My labor with this one was easy. As easy as labor can be that is. The doctor promised me I’d have him out by lunch, and I did. They placed that fresh, screaming baby on me and I fell so hard. He had me wrapped since the moment I laid eyes on him. Someone told me you’d know when the my placed the baby in your arms if your family was complete. Here he was. My angel. My missing puzzle piece. My blue eyed baby.
We took him home and I adjusted so well. I was in heaven. All of my boys. He spent some time in the NICU at 12 days old. My heart broke. He is just fine, and it wasn’t life threatening. It was enough to shake me to the core though. After getting home I once again adjusted to my days with my happy blonde haired, blue eyed baby. So many smiles. So much fun. Muffin took to being a big brother immediately. He too melted for this baby boy. Is he was pissed at. Brother could do no wrong though. My entire pregnancy I cried thinking I’d never love anyone as much as my Muffin. That I’d favor him. My best friend told me you love them the same amount, but you do love them differently. This was so true. My connection and relationship with them is so different form one another even at (almost) two and four.

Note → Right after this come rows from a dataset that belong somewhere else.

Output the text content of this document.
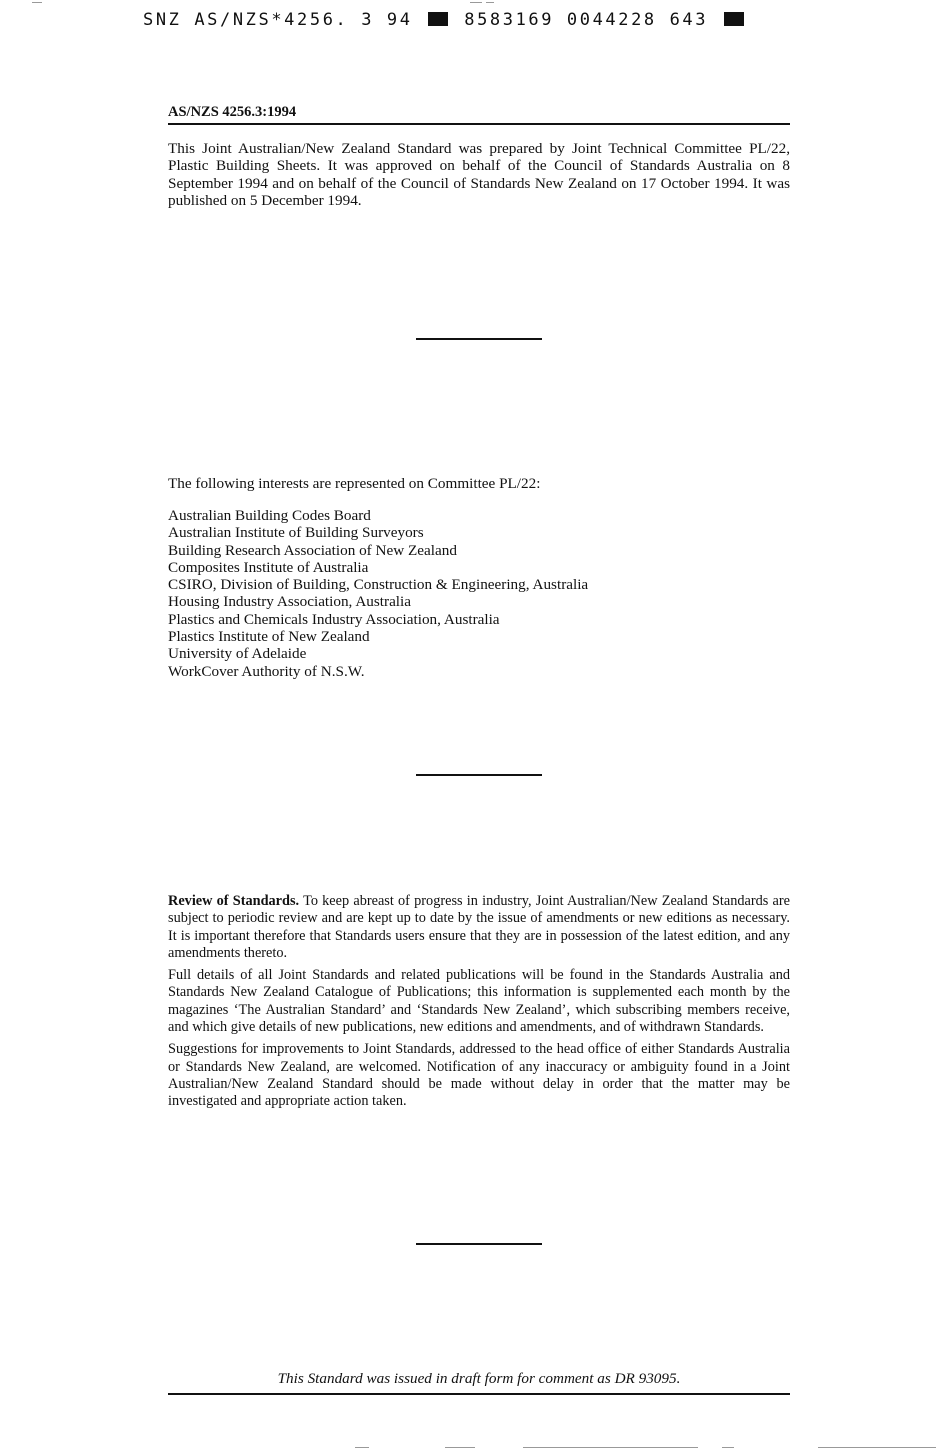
SNZ AS/NZS*4256. 3 94	8583169 0044228 643
AS/NZS 4256.3:1994

This Joint Australian/New Zealand Standard was prepared by Joint Technical Committee PL/22, Plastic Building Sheets. It was approved on behalf of the Council of Standards Australia on 8 September 1994 and on behalf of the Council of Standards New Zealand on 17 October 1994. It was published on 5 December 1994.

The following interests are represented on Committee PL/22:

Australian Building Codes Board
Australian Institute of Building Surveyors
Building Research Association of New Zealand
Composites Institute of Australia
CSIRO, Division of Building, Construction & Engineering, Australia
Housing Industry Association, Australia
Plastics and Chemicals Industry Association, Australia
Plastics Institute of New Zealand
University of Adelaide
WorkCover Authority of N.S.W.

Review of Standards. To keep abreast of progress in industry, Joint Australian/New Zealand Standards are subject to periodic review and are kept up to date by the issue of amendments or new editions as necessary. It is important therefore that Standards users ensure that they are in possession of the latest edition, and any amendments thereto.

Full details of all Joint Standards and related publications will be found in the Standards Australia and Standards New Zealand Catalogue of Publications; this information is supplemented each month by the magazines ‘The Australian Standard’ and ‘Standards New Zealand’, which subscribing members receive, and which give details of new publications, new editions and amendments, and of withdrawn Standards.

Suggestions for improvements to Joint Standards, addressed to the head office of either Standards Australia or Standards New Zealand, are welcomed. Notification of any inaccuracy or ambiguity found in a Joint Australian/New Zealand Standard should be made without delay in order that the matter may be investigated and appropriate action taken.

This Standard was issued in draft form for comment as DR 93095.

Now this sweet blue eyed baby tells me he loves me. Gives me kisses on my nose and rubs my face as I try to get him to sleep. He idolizes his brother. Tries to keep up with him. He knows his shapes (but not his colors), and sings his abc’s. He speaks full sentences and (lucky is) is extremely opinionated already. He’s a little tough guy. Still rarely cries. He keeps us on our toes for sure. I wouldn’t have it any other way.
Two days before he turns two I can’t but think of how much of a blessing he’s truly been. How much we all adore him. How much fun it is to watch him grow and learn. Each day I’m grateful to be his mother. Even if he seems to make it his mission to try and harm himself daily. Fearless little booger.
Happy Birthday to my Mr Blue Eyes. My angel here on earth. The final piece to our family puzzle.